What are your “5 Things I Wish Someone Told Me Before I Started” and why?

  1. Try and get a person for each job. For example, one of the most important hires we made was an attorney to handle our contracts. That took a weight off us.
  2. Become award-winning as quickly as possible. When we were making the case that our new firm was worth a client’s business it was the awards that helped make the case.
  3. Create a list of references that will go to bat for you. Having a reference ready to explain why you should be hired will be transformative in you getting the clients you need.
  4. Deploy a website as soon as possible. Many people get into website paralysis, thinking their website has to be perfect. That’s not the case. You can iterate on your design constantly, but holding off on a website will hurt your chances of getting hired.
  5. Iterate. Nothing is perfect, but if you don’t constantly change your assets people will assume you’re resting on your laurels or you’re not growing.

You are known as a master networker.

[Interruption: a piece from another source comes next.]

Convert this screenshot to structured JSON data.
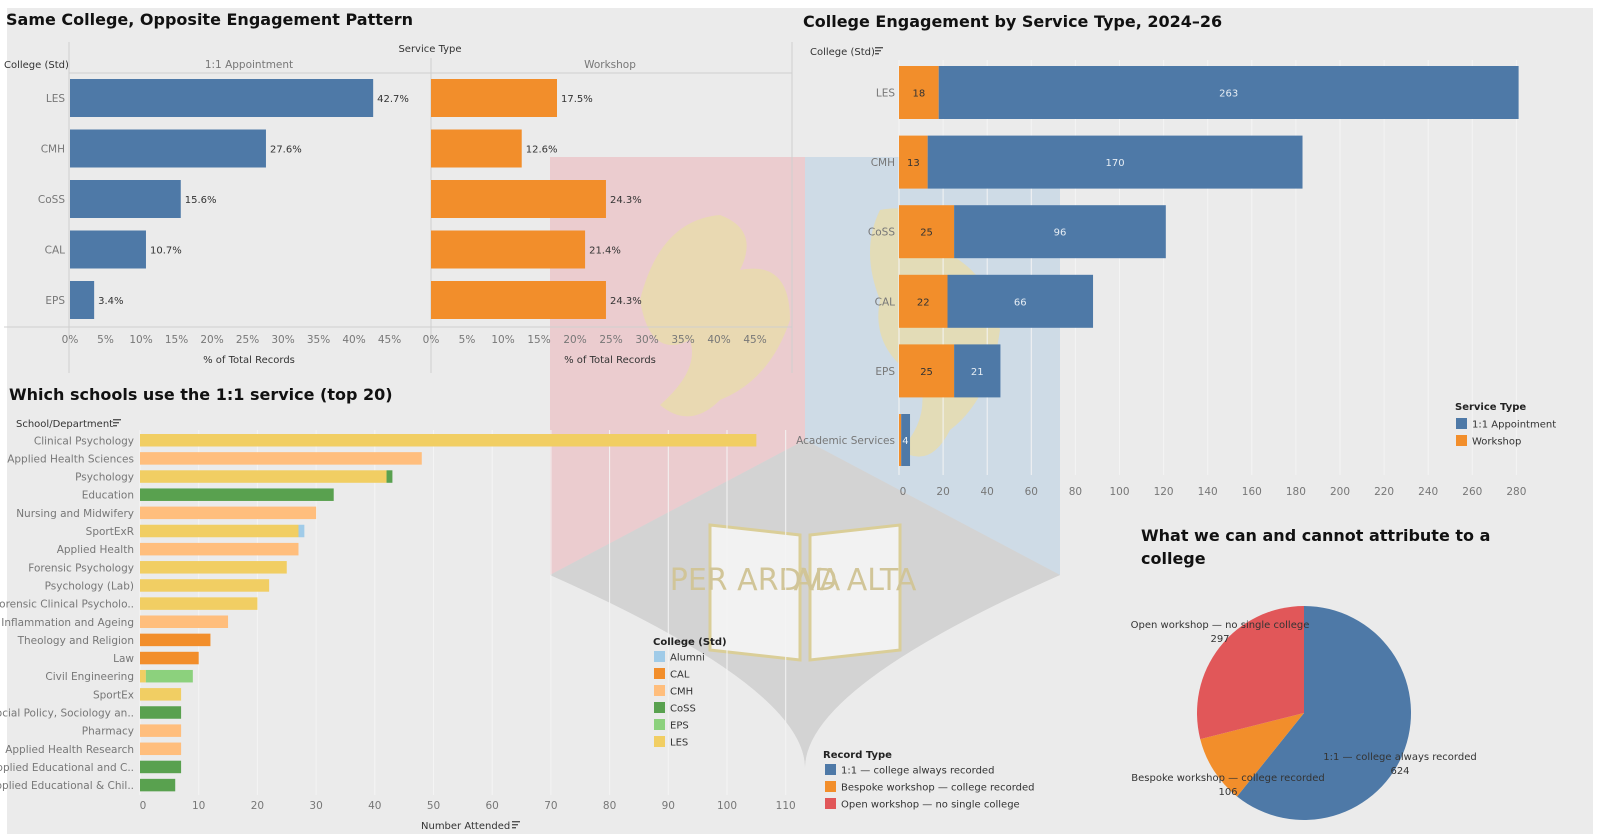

Can you share some tips on great networking?

I always confess to people I network with that I’m bad at networking — that seems to break the ice. I also like to wear a conversation-starter. When I went to a trade show, I wore sequin houndstooth loafers. Everyone stopped me to talk about them. Now that we’re all on Zoom, I try to do the same thing with shirts. Finally, I always ask to connect with the person afterward on email, LinkedIn, and Twitter. That way they are not a mere acquaintance, but someone who is connected to me.

Lead generation is one of the most important aspects of any business. Can you share some of the strategies you use to generate good, qualified leads?

As the principal of a PR firm, I practice what I preach. Whenever I secure a PR placement about our company or myself, I share it with potential leads to demonstrate how we work and why they should consider using Bospar for their PR needs.

Is there a particular book that you read, or podcast you listened to that really helped you in your career? Can you explain?

I love listening to the podcasts of BetterPRNow, Entrepreneurship, PRovoke, and PRWeek. It helps me hear how people like me faced similar problems and solved them.

But that’s a rather predictable answer.

Frequently when I’m faced with a problem I channel Star Trek or Doctor Who. While I love SciFi, I also love how it shows how people use critical thinking to solve complex problems. Figure out how to fight the Borg and you’ll figure out how to make a client happy.

Because of the role you play, you are a person of great influence. If you could inspire a movement that would bring the most amount of good to the most amount of people, what would that be? You never know what your idea can trigger. 🙂

If I could accomplish just one thing, it would be for people to respond quickly to their emails. I can’t tell you how much I’ve spent writing: Just wanted to follow up on my previous email…

That — and also to persuade people never to say “San Fran.”

This was really meaningful! Thank you so much for your time.